Fear of attacks or violence from bandit militias based in nearby Rugu forests in Katsina’s western areas near the Niger border has kept many families away from farming the land.
Just this year, around 20,000 people were displaced by violence or threats in three areas of Jibiya local government area, a local official and community leaders said.
Many crossed the border to stay with families in nearby Niger, others shelter with families in Katsina city or other towns, but some are staying in two camps near the city.
“People are fearful of being kidnapped, killed or displaced,” said Nuhu Iliya, a primary health care official in Jibia local government authority.
“Parents are struggling to get what they need to eat, so the babies and children suffer.”
Northwest Nigeria often faces food insecurity, especially in the lean months before harvest, when stocks run low. But as with other parts of the continent, Russia’s invasion of Ukraine has disrupted global wheat supplies and fuel prices have increased leading to rise in food costs.
Farmers outside working fields just outside Katsina city said the price of seeds for stables sorghum, millet and groundnut have doubled since the start of the year.
Wasila Abdullahi, a 24-year-old mother of three, said price hikes were taking a toll on her meagre income.
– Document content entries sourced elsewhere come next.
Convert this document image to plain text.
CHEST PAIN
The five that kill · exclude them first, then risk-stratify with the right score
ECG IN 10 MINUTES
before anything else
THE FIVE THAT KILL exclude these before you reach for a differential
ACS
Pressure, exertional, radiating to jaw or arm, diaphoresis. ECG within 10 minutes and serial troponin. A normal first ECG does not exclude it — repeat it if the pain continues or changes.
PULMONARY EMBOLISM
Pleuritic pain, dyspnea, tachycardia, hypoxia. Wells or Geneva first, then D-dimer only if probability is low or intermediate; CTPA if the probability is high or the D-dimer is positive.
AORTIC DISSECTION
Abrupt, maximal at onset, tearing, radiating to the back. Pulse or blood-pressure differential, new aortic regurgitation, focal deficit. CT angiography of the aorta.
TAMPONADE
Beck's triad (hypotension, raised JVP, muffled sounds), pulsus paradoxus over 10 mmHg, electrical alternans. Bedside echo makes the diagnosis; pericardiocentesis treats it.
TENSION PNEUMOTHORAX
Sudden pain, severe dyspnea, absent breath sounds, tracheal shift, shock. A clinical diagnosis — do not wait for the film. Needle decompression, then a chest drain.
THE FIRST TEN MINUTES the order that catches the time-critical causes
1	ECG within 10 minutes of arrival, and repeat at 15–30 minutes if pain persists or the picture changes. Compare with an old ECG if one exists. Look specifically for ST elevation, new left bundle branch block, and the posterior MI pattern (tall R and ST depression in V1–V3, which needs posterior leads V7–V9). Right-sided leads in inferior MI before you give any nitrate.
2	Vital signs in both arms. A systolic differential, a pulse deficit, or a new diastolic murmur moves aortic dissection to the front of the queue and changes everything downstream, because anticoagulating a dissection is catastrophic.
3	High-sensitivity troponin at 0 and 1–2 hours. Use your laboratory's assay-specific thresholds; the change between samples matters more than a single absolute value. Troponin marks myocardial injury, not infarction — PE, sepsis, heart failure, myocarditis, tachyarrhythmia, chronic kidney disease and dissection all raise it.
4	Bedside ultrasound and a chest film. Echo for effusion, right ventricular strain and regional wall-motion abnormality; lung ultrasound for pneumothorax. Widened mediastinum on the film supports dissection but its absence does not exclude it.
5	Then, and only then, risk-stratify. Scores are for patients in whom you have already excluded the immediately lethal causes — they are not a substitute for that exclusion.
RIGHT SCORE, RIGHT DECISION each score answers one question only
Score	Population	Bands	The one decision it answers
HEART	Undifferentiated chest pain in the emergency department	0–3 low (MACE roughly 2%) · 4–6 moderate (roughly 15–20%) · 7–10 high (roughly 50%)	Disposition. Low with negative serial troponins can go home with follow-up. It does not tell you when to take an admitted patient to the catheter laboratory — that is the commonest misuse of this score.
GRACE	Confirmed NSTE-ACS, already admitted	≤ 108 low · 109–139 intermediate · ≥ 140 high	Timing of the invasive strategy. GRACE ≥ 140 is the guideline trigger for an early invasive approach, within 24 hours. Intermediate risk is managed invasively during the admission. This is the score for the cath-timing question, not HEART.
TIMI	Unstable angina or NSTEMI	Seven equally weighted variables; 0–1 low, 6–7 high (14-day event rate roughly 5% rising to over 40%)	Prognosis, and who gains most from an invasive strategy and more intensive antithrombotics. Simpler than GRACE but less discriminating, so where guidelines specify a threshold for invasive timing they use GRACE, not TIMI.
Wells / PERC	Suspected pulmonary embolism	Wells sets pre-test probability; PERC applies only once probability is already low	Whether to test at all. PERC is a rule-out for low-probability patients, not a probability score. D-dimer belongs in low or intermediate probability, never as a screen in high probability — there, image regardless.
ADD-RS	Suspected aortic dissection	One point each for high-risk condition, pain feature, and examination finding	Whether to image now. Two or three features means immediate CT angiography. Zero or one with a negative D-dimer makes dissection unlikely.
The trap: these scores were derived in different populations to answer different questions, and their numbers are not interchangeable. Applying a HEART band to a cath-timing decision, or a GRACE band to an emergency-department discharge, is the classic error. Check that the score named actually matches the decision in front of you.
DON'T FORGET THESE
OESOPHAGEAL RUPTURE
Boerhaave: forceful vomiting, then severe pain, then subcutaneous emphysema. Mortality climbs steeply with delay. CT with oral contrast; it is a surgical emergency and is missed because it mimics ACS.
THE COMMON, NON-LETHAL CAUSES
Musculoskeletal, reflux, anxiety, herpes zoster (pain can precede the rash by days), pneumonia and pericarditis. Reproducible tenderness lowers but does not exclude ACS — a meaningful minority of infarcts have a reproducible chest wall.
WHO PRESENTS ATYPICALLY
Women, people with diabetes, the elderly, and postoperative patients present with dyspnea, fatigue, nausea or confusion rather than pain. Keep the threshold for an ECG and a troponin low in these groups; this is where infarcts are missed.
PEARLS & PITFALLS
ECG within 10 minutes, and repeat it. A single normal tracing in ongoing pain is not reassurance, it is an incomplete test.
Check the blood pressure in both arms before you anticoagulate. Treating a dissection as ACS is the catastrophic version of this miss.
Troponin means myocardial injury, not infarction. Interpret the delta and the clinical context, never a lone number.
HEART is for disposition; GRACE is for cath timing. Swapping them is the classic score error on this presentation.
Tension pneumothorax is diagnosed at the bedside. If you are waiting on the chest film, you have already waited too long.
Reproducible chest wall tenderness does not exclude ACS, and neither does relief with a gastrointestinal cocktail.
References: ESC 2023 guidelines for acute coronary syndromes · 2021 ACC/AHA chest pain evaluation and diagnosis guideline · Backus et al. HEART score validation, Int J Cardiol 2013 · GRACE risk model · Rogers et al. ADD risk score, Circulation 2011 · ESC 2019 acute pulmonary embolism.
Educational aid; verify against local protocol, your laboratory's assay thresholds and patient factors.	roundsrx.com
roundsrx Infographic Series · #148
A measure of maize used to cost N400 but now is N550, she said, as her daughter Khadija played at her feet. The two-year-old suffered malnutrition while recovering from measles.
Farming sustains livelihoods in the North East, but insecurity, the rising cost of fertilizer and diesel, as well as flooding and drought due to changing climate, have combined into a powerful force that is upending lives.
The Federal Government of Nigeria says it is winning the fight against insurgents in the North East and that some areas have now been cleared of militants and are safe for villagers to return and farm.